According to D’Ambrosio, the Outreach Program serves to bridge the perceived gap of service on campus between Dwight Hall “activists” and Greek life “fundraisers.” While he eventually hopes all Yale students will participate either in Dwight Hall member groups or long-term partnerships with local community service organizations, he said he is more concerned with making sure students understand how and why they are serving. Burroughs added that Dwight Hall is unique in that it also gives students the opportunity to have a conversation about what social justice means.
“There aren’t a lot of places on this campus where you can just sit down and talk to people about what service should look like and what it means to you,” Burroughs said. “We provide that discussion space with like-minded people.”
The Outreach Program has already made connections between community nonprofits and student groups such as Yale Outdoors, the Graduate and Professional Student Senate, dance groups, sororities and the Freshman Class Council.
Bennett Byerly ’19, FCC community service chair, said he is working with Pajka to expand the council’s charitable events with the help of Dwight Hall. Alpha Phi Vice President of Campus Affairs Rebecca Modiano ’16 added that as a new organization, Alpha Phi looks forward to building the foundation of their relationship with Dwight Hall this semester in order to improve their ability to serve in the coming year.
Pajka added that because meaningful service is so important, she wants to focus on existing partners in order to strengthen the Outreach Program before expanding it to new partners.

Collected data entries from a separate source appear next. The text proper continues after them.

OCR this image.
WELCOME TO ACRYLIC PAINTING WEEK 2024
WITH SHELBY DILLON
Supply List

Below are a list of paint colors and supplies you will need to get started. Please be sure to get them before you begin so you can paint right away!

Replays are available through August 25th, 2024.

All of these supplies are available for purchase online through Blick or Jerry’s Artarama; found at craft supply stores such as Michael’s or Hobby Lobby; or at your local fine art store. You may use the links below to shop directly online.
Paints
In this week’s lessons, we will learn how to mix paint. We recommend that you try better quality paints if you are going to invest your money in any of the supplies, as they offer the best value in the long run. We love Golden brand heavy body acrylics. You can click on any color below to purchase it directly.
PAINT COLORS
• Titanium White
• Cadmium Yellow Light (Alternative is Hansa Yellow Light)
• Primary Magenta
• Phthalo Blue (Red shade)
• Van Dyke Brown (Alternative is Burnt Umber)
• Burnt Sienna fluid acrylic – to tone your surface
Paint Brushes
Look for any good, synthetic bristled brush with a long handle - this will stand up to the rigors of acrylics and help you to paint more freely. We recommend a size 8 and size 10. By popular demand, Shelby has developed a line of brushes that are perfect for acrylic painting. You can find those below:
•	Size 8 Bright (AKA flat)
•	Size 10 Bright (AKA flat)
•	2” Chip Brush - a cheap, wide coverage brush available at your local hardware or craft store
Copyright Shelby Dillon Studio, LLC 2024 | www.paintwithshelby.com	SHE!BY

By the end of the semester, she said, Dwight Hall hopes to have partnerships with all Greek and athletic organizations.
“I’ve always been in the hands on part of service; I was and still am involved with [Dwight Hall] member groups,” Pajka said. “For me it’s been really cool getting to meet so many people who are so passionate about service and care so much about improving the community, and I wouldn’t trade that for anything.”